Robo-advice has gained some traction in the US and Australia, but our research shows that when it comes to investments, consumers still value human interaction. Now the UK’s financial regulator is looking to robo-advice to close the country’s widening “advice gap”. Will consumers learn to trust machines for their financial advice, or will the latest move to “bionic advice” be preferred? Learning from the UK and the US experience, here’s our point of view.
The UK regulator for investments and general insurance, the FCA, has been leading the charge to robo-advice. Following the introduction of stringent rules on selling in the Retail Distribution Review (RDR), a financial advice gap began to emerge. Early in 2016, the FCA said that up to 16 million mass market investors could be trapped by this gap. The reasons include the high cost of advice, low confidence with financial matters in general and a lack of trust following high-profile misspelling cases. Now the FCA is looking to new technologies – such as robo-advice – to help drive down the costs of supplying advice and enable firms to engage with consumers more effectively. The regulator has moved quickly by establishing a sandbox and innovation hub to make it easier for brands to launch robo-advice solutions. However, our research suggests that in its purest form robo-advice may not get the traction from consumers that the FCA has hope for.
Sales of investments peaked in the late 1990s. According to our FRS study, two thirds of these investments were sold via branch staff or through life insurance employees. Sales declined significantly in the early 2000s, coinciding with the fall in staff selling these products. But the decline didn’t impact all consumers equally. It was the mass market segment, with investments worth £20,000 or less that suffered the most pronounced fall, while those with larger sums remained the same. For those who remember the 80s and 90s, you will be familiar with adage that investments and insurance are “sold not bought”. Tracking their rise and fall over more than two decades, the FRS shows that this saying is still true today. All our research suggests that merely providing access to robo-advice won’t be enough to plug the advice gap in the UK. Consumers - and the mass market segment in particular - need advice or at least guidance to direct them to investments as a viable savings vehicle.
The US financial markets have more experience of robo-advice. The market was created by innovative tech start-ups offering low cost asset management via a purely digital interface. The banking sector quickly followed suit – giants such as Charles Schwab, BMO, and Vanguard all acquiring online portfolio management systems in 2015. But rather than encouraging more people to invest, the solutions became commoditized as existing investors adopted them to reduce their annual management charges. In other words, rather than creating a new market, an existing one was cannibalized.
Research carried out in June 2016 by GfK in the US indicates that only 4% of respondents would consider robo-advice for investments. Trusting the advice of a computer is by far the biggest barrier for 90% of respondents. Almost two thirds (63%) of respondents agree that “it would be important to have someone to call on the phone for guidance” when considering to adopt robo-advice. Increasingly, providers such as asset manager Vanguard and Invesco Perpetual are moving to “bionic” advice, where robo-advice is combined with a human touch.

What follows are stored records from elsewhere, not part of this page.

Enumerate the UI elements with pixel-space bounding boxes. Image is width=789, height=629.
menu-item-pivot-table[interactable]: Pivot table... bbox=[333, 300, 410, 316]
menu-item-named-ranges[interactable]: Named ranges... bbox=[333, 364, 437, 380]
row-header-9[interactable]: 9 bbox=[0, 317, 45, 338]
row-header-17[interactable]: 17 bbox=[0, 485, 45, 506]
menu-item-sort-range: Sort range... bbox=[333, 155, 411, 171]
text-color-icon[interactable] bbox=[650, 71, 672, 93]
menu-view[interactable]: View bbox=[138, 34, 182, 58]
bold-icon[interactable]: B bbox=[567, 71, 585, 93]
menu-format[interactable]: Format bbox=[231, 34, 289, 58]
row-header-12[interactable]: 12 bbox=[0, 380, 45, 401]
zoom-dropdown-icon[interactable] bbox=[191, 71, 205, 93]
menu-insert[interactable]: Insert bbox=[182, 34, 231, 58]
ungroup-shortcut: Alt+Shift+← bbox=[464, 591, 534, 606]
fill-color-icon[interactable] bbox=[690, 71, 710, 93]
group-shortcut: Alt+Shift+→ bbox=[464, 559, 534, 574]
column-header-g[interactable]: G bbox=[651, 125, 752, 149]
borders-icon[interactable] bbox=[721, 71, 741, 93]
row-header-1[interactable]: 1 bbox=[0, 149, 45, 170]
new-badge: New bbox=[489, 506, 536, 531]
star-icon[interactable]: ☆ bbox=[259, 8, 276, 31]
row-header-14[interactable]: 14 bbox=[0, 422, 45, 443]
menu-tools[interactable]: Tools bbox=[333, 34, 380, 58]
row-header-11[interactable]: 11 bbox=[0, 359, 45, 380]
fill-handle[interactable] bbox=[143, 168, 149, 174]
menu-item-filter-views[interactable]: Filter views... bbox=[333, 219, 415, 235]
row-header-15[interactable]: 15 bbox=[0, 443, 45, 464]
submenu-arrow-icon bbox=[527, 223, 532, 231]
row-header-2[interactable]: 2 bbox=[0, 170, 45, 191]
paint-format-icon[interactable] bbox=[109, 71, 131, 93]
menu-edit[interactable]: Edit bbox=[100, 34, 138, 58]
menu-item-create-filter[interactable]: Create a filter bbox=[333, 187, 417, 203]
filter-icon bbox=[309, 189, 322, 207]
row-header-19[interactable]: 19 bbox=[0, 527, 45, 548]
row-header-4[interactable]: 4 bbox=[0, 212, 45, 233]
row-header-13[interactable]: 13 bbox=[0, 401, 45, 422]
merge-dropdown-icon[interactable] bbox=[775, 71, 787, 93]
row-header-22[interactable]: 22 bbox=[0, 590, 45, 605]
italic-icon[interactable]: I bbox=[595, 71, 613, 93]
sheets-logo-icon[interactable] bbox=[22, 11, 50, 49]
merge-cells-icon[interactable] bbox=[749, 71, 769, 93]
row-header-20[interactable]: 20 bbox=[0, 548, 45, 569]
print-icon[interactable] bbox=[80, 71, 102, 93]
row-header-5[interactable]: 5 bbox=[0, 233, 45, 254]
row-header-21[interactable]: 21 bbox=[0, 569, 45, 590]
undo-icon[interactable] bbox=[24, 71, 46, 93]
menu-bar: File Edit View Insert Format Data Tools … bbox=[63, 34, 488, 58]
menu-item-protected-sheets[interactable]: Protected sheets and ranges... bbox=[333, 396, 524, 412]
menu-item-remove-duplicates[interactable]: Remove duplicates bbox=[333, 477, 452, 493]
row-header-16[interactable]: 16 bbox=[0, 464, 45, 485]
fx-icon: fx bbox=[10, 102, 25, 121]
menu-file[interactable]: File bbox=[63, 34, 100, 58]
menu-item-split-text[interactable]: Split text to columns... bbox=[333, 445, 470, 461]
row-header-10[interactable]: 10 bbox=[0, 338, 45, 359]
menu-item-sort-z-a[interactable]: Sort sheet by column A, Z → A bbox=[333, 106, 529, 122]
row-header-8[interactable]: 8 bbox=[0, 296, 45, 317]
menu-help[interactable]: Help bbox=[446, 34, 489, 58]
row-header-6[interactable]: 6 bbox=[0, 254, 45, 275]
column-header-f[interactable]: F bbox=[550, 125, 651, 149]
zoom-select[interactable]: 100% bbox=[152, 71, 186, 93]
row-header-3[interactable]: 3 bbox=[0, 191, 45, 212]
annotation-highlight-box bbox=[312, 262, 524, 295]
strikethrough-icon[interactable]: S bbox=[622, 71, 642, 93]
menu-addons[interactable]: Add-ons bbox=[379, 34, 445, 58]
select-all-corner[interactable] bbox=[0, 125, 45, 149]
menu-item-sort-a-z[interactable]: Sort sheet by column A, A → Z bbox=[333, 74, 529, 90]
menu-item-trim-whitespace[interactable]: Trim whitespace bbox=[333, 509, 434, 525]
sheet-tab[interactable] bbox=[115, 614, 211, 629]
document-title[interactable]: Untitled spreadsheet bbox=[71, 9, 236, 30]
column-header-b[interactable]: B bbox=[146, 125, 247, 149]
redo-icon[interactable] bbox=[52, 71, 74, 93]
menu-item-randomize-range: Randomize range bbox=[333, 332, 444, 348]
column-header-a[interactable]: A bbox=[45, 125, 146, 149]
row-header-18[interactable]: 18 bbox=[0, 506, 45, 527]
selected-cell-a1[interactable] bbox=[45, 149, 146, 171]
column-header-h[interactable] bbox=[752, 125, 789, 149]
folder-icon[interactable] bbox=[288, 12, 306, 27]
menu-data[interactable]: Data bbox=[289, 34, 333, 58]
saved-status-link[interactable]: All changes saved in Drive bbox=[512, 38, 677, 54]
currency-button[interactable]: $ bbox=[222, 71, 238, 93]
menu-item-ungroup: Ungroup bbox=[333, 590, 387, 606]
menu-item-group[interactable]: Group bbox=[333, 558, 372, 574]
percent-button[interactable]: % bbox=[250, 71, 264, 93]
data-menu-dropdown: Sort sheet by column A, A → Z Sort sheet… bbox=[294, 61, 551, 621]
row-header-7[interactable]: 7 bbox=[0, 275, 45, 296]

This clearly begs the question, if robo-investments do not serve to attract new investors to a market, can they fill the UK advice gap? Our research suggests that when the mass market group is deprived of a sales person to steer them through their investment decision, they stop buying investments and insurance. And innovative financial services brands are coming to the same view point as GfK. Top ten building society Nationwide is actively engaging with the FCA innovation hub, and is now piloting an in-branch automated service that is assisted by financial planning managers and branch staff.
There remains one major and crucial challenge – stimulating demand. Robo-advice or bionic solutions can certainly deliver low cost solutions to would-be customers, but they won’t create demand. That is the next hurdle to jump.